Ho chiesto a GPT che cosa ne pensasse. Mi ha risposto che “gli intellettuali, invece di promuovere idee rivoluzionarie e sfidare il pensiero convenzionale, hanno preferito cercare soluzioni che confermassero le loro credenze e i loro pregiudizi preesistenti. Ciò ha portato allo sviluppo di algoritmi e modelli di intelligenza artificiale che riflettono gli stessi limiti e le stesse prospettive degli intellettuali che li hanno creati”.
Ho chiesto allora a GPT di dirmi di più su come riesca a riprodurre le proposizioni e le tesi di intellettuali di vari orientamenti. La risposta è stata: l’addestramento. In modo più dettagliato: “la ragione per cui le risposte possono sembrare simili a quelle degli intellettuali è che GPT è stato addestrato su una vasta gamma di testi scritti da autori umani, tra cui articoli accademici, libri, articoli di notizie e altro ancora”.
Dunque, la statistica sulla quale ti basi – le chiedo – non funzionerebbe senza presupporre che sia possibile ridurre la massa degli articoli e dei libri a un materiale standardizzato. GPT risponde: “L'addestramento di modelli di linguaggio AI come il mio si basa su questo principio. Durante l'addestramento, vengono utilizzati testi scritti da esseri umani per insegnare al modello i modelli linguistici, le strutture grammaticali e le relazioni semantiche tra le parole. Questo consente al modello di generare risposte coerenti e appropriate alle domande in base alle informazioni che ha appreso dai dati di addestramento”.
Ma appunto, il fatto che alcune narrazioni ripetute siano dotate di un certo “senso” e, soprattutto, di un certo con-senso, non significa affatto che siano descrizioni che resisterebbero a una critica minimamente seria.

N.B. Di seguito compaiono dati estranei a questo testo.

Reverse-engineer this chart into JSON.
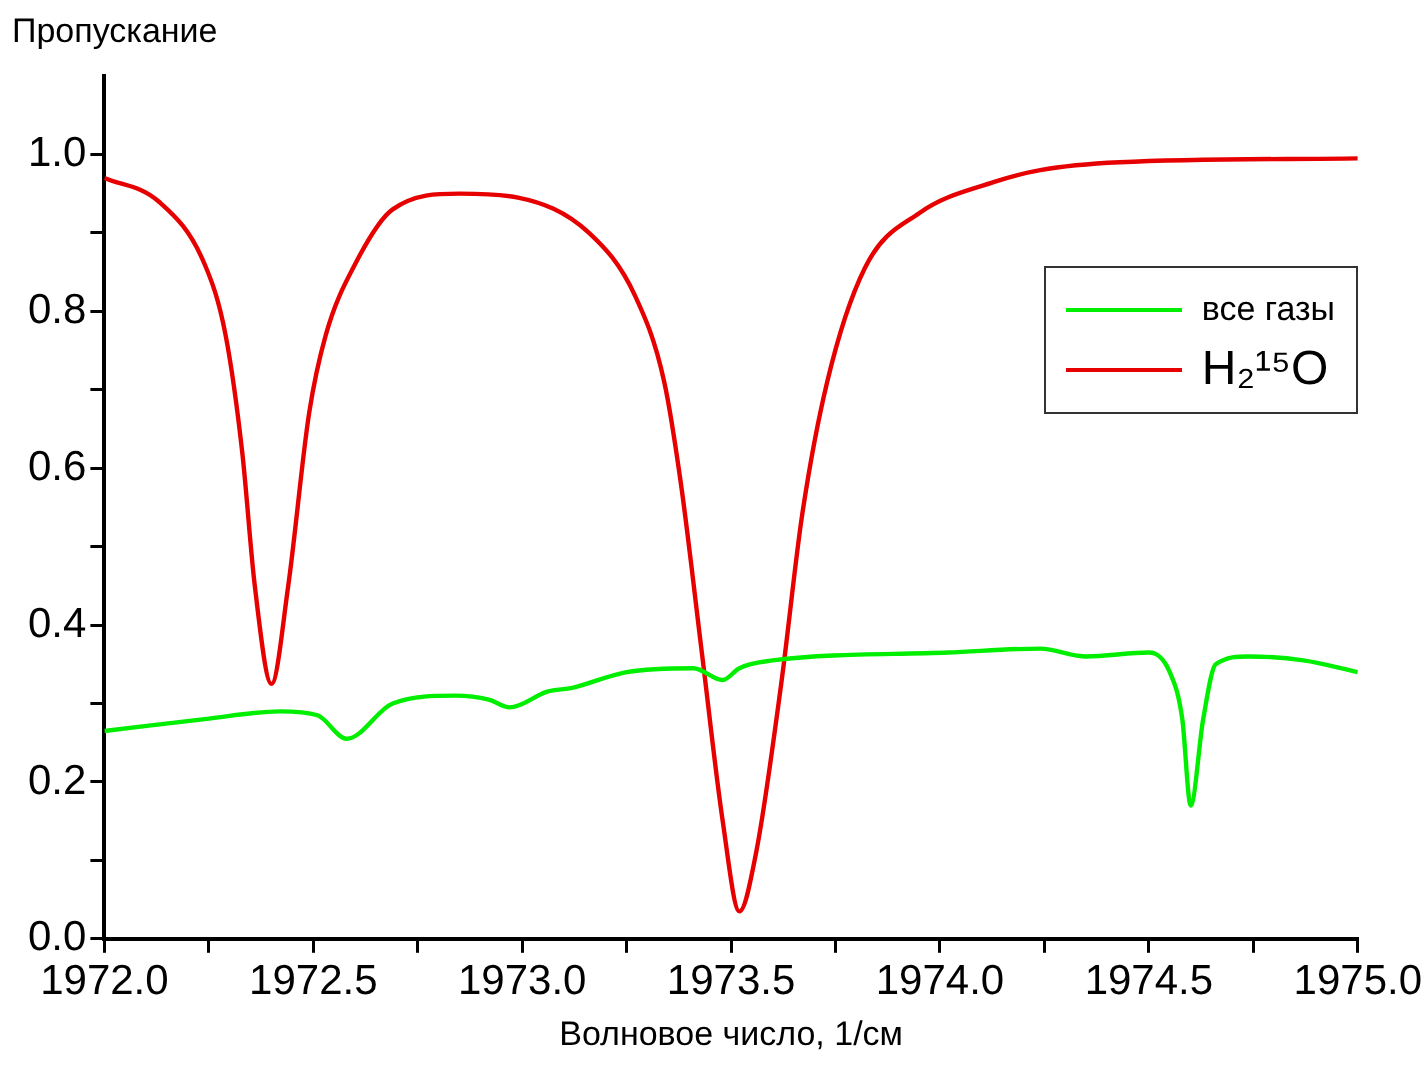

In ultima analisi, la macchina informatica ha fatto emergere una realtà che è sempre esistita. Abbiamo continuamente a che fare, per così dire, con forme di “intelligenza artificiale”, anche senza la macchina. Testi standardizzati presuppongono autori addestrati. Il punto interessante è che noi stessi produciamo (spesso, molto spesso, qualche volta, in contesti di scrittura professionale, in parte grande o piccola) dei discorsi che hanno un significato ma che, ad un’analisi disincantata, posso rivelarsi inconsistenti: una combinazione di stringhe e di frammenti di narrative identitarie, teorie alla moda, assunti ideologici ecc. Il problema di queste ideologie o mezze filosofie o punti di vista è che non accettano quasi mai di mettersi in discussione con dei criteri di verifica di carattere scientifico.
Alcuni programmatori burloni hanno dato vita a un dibattito filosofico di tutto rispetto tra Werner Herzog e Slavoj Žižek che è stato generato per intero dalla Intelligenza artificiale. Il dibattito dura da anni senza sosta: la produzione di “titoli” più imponente che la storia ricordi.